For finite-dimensional (non-weak) Hopf C*-algebras it is known that the antipode is always involutive, as claimed e.g. in https://arxiv.org/pdf/1007.5283.pdf. I couldn't find the same statement for weak Hopf C*-algebras, however. Are there counterexamples?

According to this paper of Nikshych-Vainerman, a finite-dimensional weak Kac algebra is precisely a finite-dimensional weak Hopf ${\rm C}^{\star}$-algebra with an involutive antipode ($S^2 = id$), and they give (p306) an explicit example of finite-dimensional weak Hopf ${\rm C}^{\star}$-algebra which is not a weak Kac algebra.

More generally, any finite index depth $2$ inclusion of type ${\rm II}_1$ factors is characterized by a finite-dimensional weak Hopf ${\rm C}^{\star}$-algebra and in the weak Kac case, the index is an integer.
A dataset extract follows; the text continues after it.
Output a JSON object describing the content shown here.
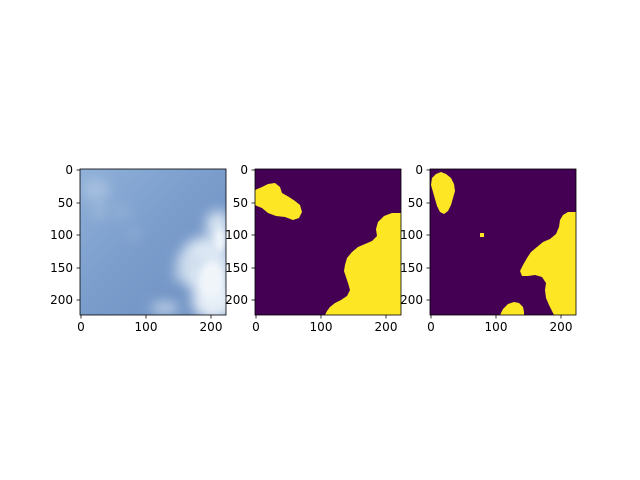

So every non-integer finite index depth $2$ subfactor provides an example of finite-dimensional weak Hopf ${\rm C}^{\star}$-algebra with a non-involutive antipode. For any depth $n$ subfactor $(N \subset M)$ of finite index $|M:N|$, if $$N \subset M \subset M_1 \subset M_2 \subset M_3 \subset \cdots$$ is the Jones tower, then $(N \subset M_{n-2})$ is a depth $2$ subfactor of index $|M:N|^{n-1}$. The depth $n$ Temperley-Lieb-Jones subfactor has index $4cos^2(\frac{\pi}{n+1})$, and $[4cos^2(\frac{\pi}{n+1})]^{n-1}$ is not an integer for $n \neq 2,4$, so the corresponding weak Hopf ${\rm C}^{\star}$-algebra has a non-involutive antipode (it should also be the case for $n=4$, but not for $n=2$). The example of Nikshych-Vainerman above is $n=3$.

This paper of Das proves by planar algebra techniques that for any finite index depth $2$ subfactor $(N \subset M)$, the relative commutants $N' \cap M_1$ and $M' \cap M_2$ has a structure of finite-dimensional weak Hopf ${\rm C}^{\star}$-algebra. What does the diagram on p84 say about the antipode $S$?

• The diagram p84 says that the antipode $S$ is a contragredient up to conjugation (i.e. $S(a) = w^{-1} \overline{a} w$), and is involutive up to conjugation (because $S^2(a) = w^{-2} a w^2$). – Sebastien Palcoux Jan 16 '18 at 6:27

The point is that $S^{-1}(q)=S^\ast(q^\ast)$, which is what the diagram on p84 in the mentioned article says.